Somebody thought they knew what they were doing


----------



## Cajunhiker (Dec 14, 2009)

The Purple Primer Plumber struck again!


----------



## moz (Aug 4, 2012)

Straight out of a horror movie


----------



## MootsNYC (Dec 19, 2013)

Looks like something another mechanic at my shop would have done. Thankfully we can say he is not with us anymore.


----------



## Johnny Canuck (Feb 24, 2015)

Wow


----------



## Redwood (Sep 8, 2008)

Another of my satisfied book customers! :thumbup:

I'd recognize my teaching anywhere...


----------



## Workhorseplmg (Apr 10, 2013)

We are required to use purple primer, but only on the joining surfaces, lol


----------



## Gargalaxy (Aug 14, 2013)

I didn't know the q-tips tricky or the one step glue at that time, now I'm more carefully.


----------



## stecar (Mar 18, 2012)

Good thing the guy at Depot was a 20 year plumber and showed him the right fittings.


----------



## plumberkc (Jun 23, 2011)

This is hard to make out but the guy bought 3 6' sticks of 1/2" pex. A handful of 1/2"CPVC fittings, and PVC cement.


----------



## Nathan901 (Feb 11, 2012)

plumberkc said:


> This is hard to make out but the guy bought 3 6' sticks of 1/2" pex. A handful of 1/2"CPVC fittings, and PVC cement.


I hope he has a good home owners insurance plan.


----------



## CaptainBob (Jan 3, 2011)

Hee Hee..love the responses to this post.

This was in a rental property in Minneapolis where the city gave him notice to get it to code.

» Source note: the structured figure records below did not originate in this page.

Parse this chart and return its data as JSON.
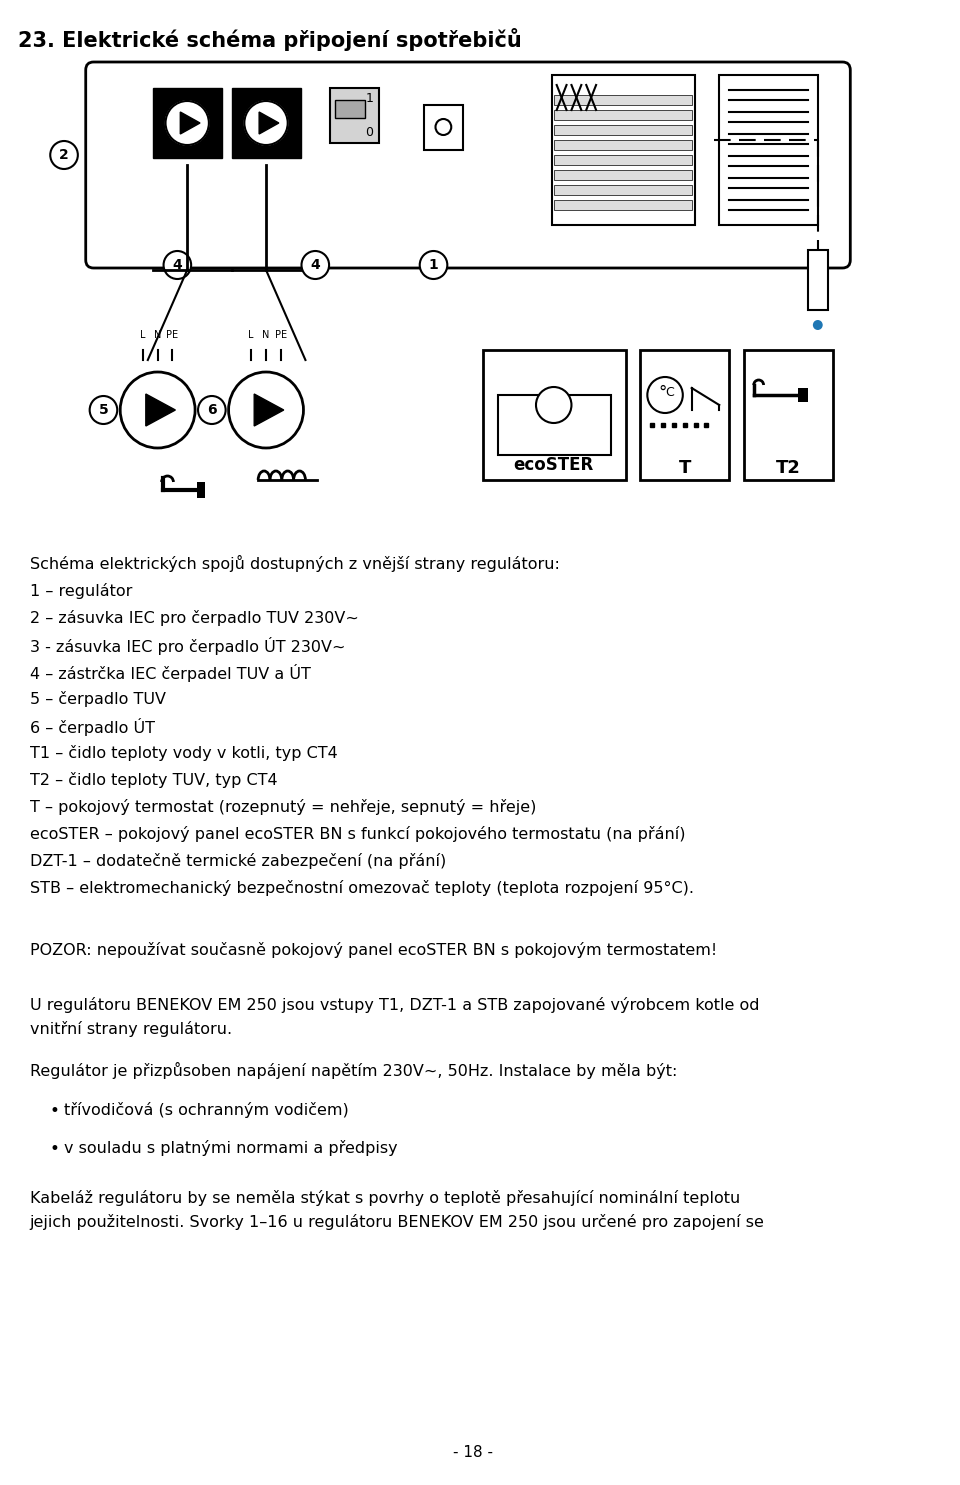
{
  "title": "23. Elektrické schéma připojení spotřebičů",
  "bg_color": "#ffffff",
  "text_color": "#000000",
  "font_size_title": 15,
  "font_size_body": 11.5,
  "page_number": "- 18 -",
  "lines": [
    "Schéma elektrických spojů dostupných z vnější strany regulátoru:",
    "1 – regulátor",
    "2 – zásuvka IEC pro čerpadlo TUV 230V~",
    "3 - zásuvka IEC pro čerpadlo ÚT 230V~",
    "4 – zástrčka IEC čerpadel TUV a ÚT",
    "5 – čerpadlo TUV",
    "6 – čerpadlo ÚT",
    "T1 – čidlo teploty vody v kotli, typ CT4",
    "T2 – čidlo teploty TUV, typ CT4",
    "T – pokojový termostat (rozepnutý = nehřeje, sepnutý = hřeje)",
    "ecoSTER – pokojový panel ecoSTER BN s funkcí pokojového termostatu (na přání)",
    "DZT-1 – dodatečně termické zabezpečení (na přání)",
    "STB – elektromechanický bezpečnostní omezovač teploty (teplota rozpojení 95°C)."
  ],
  "pozor_line": "POZOR: nepoužívat současně pokojový panel ecoSTER BN s pokojovým termostatem!",
  "para1": "U regulátoru BENEKOV EM 250 jsou vstupy T1, DZT-1 a STB zapojované výrobcem kotle od\nvnitřní strany regulátoru.",
  "para2": "Regulátor je přizpůsoben napájení napětím 230V~, 50Hz. Instalace by měla být:",
  "bullet1": "třívodičová (s ochranným vodičem)",
  "bullet2": "v souladu s platnými normami a předpisy",
  "para3": "Kabeláž regulátoru by se neměla stýkat s povrhy o teplotě přesahující nominální teplotu\njejich použitelnosti. Svorky 1–16 u regulátoru BENEKOV EM 250 jsou určené pro zapojení se"
}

Gave him an estimate of $7000 to tear out all the waste and vent in this house and replumb it.


----------



## chonkie (Jul 31, 2014)

Gargalaxy said:


> I didn't know the q-tips tricky or the one step glue at that time, now I'm more carefully.


I thought I taught you better than that. You dip the qtip and then apply it to the joint. Don't pour the whole can on the joint then wipe it with a qtip, that's just hack.


----------